I came up with the following proof, but it seems too complicated so I was wondering if anyone else has a simpler idea.
Proof. The idea is to notice that $J(m,n)$ can also be expressed equivalently as
$$ J(m,n)=\left(\sum_{i=1}^{m+n}i\right)+m \tag{1} $$
To prove injectivity, suppose $J(m_1,n_1)=J(m_2,n_2)$. We'll prove $m_1=m_2$ (the fact that $n_1=n_2$ should follow immediately after). For this, suppose that $m_1+n_1<m_2+n_2$, then using the (1) formulation of $J$, we have
$$\sum_{i=1}^{m_1+n_1}i+ \ m_1=\sum_{i=1}^{m_2+n_2}i+ \ m_2 \quad \Longrightarrow \quad m_1=\sum_{i=m_1+n_1+1}^{m_2+n_2}i+ \ m_2$$
which is a contradiction (to see why, subtract $m_1$ from both sides). With similar reasoning we can prove that $m_1+n_1>m_2+n_2$ is impossible as well. Thus we conclude that $m_1+n_1=m_2+n_2$.
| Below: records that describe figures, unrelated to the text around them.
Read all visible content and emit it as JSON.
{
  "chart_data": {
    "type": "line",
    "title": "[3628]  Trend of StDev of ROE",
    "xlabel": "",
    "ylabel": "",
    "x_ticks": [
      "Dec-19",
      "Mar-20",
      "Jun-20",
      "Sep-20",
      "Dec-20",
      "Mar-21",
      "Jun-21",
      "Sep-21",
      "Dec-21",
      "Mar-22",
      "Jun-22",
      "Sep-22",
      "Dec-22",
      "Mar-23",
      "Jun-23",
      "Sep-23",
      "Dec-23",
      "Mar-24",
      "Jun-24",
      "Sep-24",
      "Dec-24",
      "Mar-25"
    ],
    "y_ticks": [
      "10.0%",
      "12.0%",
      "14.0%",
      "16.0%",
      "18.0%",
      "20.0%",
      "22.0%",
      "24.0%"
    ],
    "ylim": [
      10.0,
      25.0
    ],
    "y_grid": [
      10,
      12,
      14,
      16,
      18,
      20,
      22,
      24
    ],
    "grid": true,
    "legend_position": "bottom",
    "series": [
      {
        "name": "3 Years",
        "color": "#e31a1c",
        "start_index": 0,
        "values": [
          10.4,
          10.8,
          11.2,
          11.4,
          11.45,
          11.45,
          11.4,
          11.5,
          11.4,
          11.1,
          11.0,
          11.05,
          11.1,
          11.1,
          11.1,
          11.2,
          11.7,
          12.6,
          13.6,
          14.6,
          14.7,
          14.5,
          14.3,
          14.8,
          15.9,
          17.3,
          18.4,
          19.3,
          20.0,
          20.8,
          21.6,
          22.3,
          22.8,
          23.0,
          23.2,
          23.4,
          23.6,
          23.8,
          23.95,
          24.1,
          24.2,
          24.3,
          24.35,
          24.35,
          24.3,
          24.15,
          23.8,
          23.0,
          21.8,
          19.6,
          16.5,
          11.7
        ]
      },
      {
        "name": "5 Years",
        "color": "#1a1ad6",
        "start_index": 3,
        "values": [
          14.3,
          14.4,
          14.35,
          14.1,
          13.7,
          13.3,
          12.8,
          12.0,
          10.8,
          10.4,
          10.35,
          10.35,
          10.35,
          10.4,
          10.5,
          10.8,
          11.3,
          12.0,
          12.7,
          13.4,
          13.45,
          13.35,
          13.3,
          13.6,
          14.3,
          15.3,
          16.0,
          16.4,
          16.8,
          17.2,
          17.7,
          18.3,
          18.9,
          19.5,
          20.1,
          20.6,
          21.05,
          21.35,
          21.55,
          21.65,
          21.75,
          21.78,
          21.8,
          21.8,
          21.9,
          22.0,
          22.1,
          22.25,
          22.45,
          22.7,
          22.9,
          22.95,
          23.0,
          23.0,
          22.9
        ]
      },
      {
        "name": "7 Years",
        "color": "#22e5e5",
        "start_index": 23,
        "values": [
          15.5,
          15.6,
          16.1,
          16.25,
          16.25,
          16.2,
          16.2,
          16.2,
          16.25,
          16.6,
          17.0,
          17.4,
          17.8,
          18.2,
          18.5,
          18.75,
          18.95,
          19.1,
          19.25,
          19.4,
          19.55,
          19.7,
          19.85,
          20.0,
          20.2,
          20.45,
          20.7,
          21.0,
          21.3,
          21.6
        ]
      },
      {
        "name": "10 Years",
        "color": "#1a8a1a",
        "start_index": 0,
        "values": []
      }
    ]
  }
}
Using the original formulation of $J$ we get:
$$ [(m_1+n_1)^2+3m_1+n_1]=[(m_2+n_2)^2+3m_2+n_2]. $$
With the fact that $m_1+n_1=m_2+n_2$, this reduces to $2m_1=2m_2$ , thus $m_1=m_2$. This is injectivity proved.
For surjectivity, let us choose some $z\in \mathbb{N}$. We need to show that there exists $m,n\in \mathbb{N}$ such that $J(m,n)=z$. Let $k$ be the largest element in $\mathbb{N}$ such that $\sum_{i=1}^ki\leq z$. Then we can define
$$ m=z-\sum_{i=1}^ki \quad \text{and} \quad n=k-m. $$
It is obvious that $m\in \mathbb{N}$. To check that $n\in \mathbb{N}$, notice that
$$ \sum_{i=1}^ki\leq z<\sum_{i=1}^{k+1}i \quad \Longrightarrow \quad 0\leq m<k+1 \quad \Longrightarrow \quad m\leq k.$$
Defining $n,m$ this way gives us
$$J(m,n)=\sum_{i=1}^{m+n}i+m=\sum_{i=1}^ki+m=z$$
as needed. $\Box$